Selbst Thomas Mann rühmte dieses Buch als ein "Meisterwerk verinnerlichter Prosa", sein Kollege Hermann Broch schwärmte von ihm als einem "Hexen- und Engelskessel", in dessen Tiefe es unaufhörlich gäre und koche. Wie in fast allen Büchern Langgässers ist der Roman auf ein katholisch-spirituelles Weltbild fundiert, auf eine Melange aus Mythologie, Naturmagie und christlicher Heilslehre, die die Weltgeschichte als ein ewig währendes Ringen zwischen Gott und Teufel zu deuten sucht.
"Das Heilige Feuer", so nannte sich sinnigerweise jene katholische Monatsschrift, in der 1920 die ersten Gedichte Elisabeth Langgässers erschienen. Daß auch in ihren Gedichten ein "heiliges Feuer" lodert, hat die Autorin in einem aufschlußreichen Brief an Karl Krolow zu erläutern versucht - ein Bekenntnis, das für ihr gesamtes Oeuvre gilt: "Ich bin eigentlich kein Lyriker im strengen Sinne", heißt es da, "sondern meine Verse sind Teile einer Liturgie...Sie sind reine Mysteriengedichte." Diese katholische Mysteriendichtung geriet nach dem Tod der Dichterin im Juli 1950 bald unter Ideologieverdacht. Schon bald nach dem Aufflackern des schnellen Ruhms hatte die sich politisierende Literaturwelt ihr Werk wieder vergessen.

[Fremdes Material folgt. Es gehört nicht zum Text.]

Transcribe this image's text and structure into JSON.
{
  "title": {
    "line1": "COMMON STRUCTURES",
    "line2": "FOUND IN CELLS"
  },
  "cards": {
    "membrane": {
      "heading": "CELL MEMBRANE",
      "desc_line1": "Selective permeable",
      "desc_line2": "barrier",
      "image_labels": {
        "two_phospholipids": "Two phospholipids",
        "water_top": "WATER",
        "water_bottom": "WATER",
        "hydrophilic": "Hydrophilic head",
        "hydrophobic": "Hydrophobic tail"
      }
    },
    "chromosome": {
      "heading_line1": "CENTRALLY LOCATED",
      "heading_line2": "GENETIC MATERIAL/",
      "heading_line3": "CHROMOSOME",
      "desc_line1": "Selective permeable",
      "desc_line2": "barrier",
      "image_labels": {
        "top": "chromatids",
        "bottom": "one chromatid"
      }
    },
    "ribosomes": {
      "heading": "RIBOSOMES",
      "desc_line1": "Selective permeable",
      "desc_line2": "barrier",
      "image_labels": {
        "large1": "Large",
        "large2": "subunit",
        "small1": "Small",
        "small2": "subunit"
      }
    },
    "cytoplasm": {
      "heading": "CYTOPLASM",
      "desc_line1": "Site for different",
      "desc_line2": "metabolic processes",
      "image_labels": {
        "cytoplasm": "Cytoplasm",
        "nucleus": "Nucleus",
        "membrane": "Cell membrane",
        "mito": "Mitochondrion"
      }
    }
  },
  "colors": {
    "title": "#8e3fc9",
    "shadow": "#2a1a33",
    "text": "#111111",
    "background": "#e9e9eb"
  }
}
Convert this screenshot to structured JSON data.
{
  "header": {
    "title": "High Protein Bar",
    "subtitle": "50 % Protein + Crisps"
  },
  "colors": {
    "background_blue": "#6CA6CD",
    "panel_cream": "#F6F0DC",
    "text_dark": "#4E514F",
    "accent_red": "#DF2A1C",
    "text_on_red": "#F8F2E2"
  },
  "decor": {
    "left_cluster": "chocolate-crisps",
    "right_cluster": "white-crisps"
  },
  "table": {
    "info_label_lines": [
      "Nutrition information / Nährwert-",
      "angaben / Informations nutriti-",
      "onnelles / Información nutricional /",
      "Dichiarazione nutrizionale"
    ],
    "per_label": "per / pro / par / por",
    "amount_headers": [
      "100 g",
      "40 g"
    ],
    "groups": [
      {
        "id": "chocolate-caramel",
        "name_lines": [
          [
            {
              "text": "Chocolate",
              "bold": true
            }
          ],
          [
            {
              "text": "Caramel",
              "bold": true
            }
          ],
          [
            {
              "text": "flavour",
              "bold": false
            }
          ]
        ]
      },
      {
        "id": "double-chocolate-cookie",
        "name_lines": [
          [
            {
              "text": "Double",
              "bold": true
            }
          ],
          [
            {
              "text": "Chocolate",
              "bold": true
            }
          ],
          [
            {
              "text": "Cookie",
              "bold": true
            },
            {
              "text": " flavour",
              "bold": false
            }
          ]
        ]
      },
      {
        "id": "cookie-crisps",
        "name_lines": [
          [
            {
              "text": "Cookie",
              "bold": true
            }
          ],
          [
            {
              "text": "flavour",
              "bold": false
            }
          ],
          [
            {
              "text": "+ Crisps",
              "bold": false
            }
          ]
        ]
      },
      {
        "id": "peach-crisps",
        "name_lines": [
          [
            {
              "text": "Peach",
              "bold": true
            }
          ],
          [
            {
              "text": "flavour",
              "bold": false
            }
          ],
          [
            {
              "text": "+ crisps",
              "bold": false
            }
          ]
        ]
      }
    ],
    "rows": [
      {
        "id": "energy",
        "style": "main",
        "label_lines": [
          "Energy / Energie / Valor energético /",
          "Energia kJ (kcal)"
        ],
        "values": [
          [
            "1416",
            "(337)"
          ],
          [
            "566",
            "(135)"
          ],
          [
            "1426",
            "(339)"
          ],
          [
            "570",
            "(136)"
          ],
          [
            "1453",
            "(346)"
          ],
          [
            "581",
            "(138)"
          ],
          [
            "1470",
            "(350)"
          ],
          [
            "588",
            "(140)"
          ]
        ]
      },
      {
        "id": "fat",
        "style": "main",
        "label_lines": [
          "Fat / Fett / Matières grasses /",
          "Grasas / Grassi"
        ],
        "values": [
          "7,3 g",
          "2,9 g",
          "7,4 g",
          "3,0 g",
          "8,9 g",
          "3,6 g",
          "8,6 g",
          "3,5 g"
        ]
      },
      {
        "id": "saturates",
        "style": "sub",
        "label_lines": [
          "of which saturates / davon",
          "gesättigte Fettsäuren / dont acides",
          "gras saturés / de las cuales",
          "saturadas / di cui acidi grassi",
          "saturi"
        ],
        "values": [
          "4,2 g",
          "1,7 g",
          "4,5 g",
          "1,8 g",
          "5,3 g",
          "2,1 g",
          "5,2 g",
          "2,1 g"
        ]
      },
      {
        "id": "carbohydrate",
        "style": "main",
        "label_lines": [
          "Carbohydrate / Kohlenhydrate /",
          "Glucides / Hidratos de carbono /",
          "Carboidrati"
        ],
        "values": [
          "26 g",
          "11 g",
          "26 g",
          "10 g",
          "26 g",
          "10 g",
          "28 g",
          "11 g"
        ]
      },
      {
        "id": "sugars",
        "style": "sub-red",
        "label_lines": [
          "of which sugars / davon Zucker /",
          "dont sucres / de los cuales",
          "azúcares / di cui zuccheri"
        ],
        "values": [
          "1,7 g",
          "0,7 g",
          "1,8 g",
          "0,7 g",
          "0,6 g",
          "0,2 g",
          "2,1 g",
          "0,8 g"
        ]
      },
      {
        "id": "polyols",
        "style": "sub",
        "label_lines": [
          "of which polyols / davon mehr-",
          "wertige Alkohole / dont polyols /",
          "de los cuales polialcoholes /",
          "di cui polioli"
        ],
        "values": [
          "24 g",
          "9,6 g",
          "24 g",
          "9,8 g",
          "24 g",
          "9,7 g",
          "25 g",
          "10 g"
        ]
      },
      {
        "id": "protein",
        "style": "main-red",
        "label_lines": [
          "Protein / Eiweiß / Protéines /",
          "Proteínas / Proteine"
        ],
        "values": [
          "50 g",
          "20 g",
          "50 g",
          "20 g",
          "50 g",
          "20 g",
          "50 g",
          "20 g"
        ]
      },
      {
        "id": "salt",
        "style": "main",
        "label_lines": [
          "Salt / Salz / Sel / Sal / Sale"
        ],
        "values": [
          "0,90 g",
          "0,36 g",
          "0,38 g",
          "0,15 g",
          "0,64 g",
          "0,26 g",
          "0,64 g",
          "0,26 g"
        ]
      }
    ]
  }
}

Erst 1986 geriet ihr Name wieder in die Schlagzeilen, als der erschütternde Lebensbericht ihrer Tochter Cordelia Edvardson ("Gebrannntes Kind sucht das Feuer") veröffentlicht wurde. Die fromme Legende von der politisch untadeligen Schriftstellerin Langgässer schien nach Veröffentlichung dieses Buches ein für alle Mal zerstört. Cordelia Edvardson, die älteste Tochter Elisabeth Langgässers, die einer unehelichen Verbindung mit dem jüdischen Sozialisten Hermann Heller entstammt, wurde nach Vollzug der Nürnberger Rassengesetze als sogenannte "Volljüdin" eingestuft, mußte 1941 ihr Elternhaus verlassen und wurde 1944 nach Theresienstadt und später nach Auschwitz deportiert. Die unrühmliche Rolle, die Elisabeth Langgässer bei den Verhören durch die Gestapo spielte, wurde ihr von vorschnellen Exegeten (auch von der ansonsten verläßlichen Biographin Ursula El-Akramy) als Verrat und als Opferung der Tochter ausgelegt.
In der soeben erschienenen Neubearbeitung seiner Langgässer-Biographie versucht nun Frederik Hetmann diesen Verdacht zu zerstreuen und das passive Verhalten Langgässers als Folge einer heillosen Zwangslage zu rechtfertigen. Schwerer als die biographischen Korrekturen am überlieferten Langgässer-Bild wiegen allerdings die Einsichten Hetmanns in die untergründige antisemitische Motivik der Langgässer-Romane. Unter Rückgriff auf amerikanische Studien kann Hetmann nachweisen, dass Langgässers Texte stellenweise infiziert sind von Denkfiguren der faschistischen Rassenlehre. Der Fall Elisabeth Langgässer, so zeigen die Erkenntnisse des Biographen, ist noch nicht abgeschlossen; dennoch bleibt zweifelhaft, ob ihre Bücher aus dem Staub der Bibliotheken befreit werden können.
Literatur über Elisabeth Langgässer:
Frederik Hetmann: Schlafe, meine Rose Die Lebensgeschichte der Elisabeth Langgässer Beltz & Gelberg, Weinheim 1999; 214 Seiten, ca. Fr. 29.80
Ursula El-Akramy: Wotans Rabe Elisabeth Langgässer, ihre Tochter Cordelia und die Feuer von Auschwitz Verlag Neue Kritik, Frankfurt 1997; 134 Seiten, Fr. 32
Die Werke Elisabeth Langgässers erscheinen im Claassen Verlag.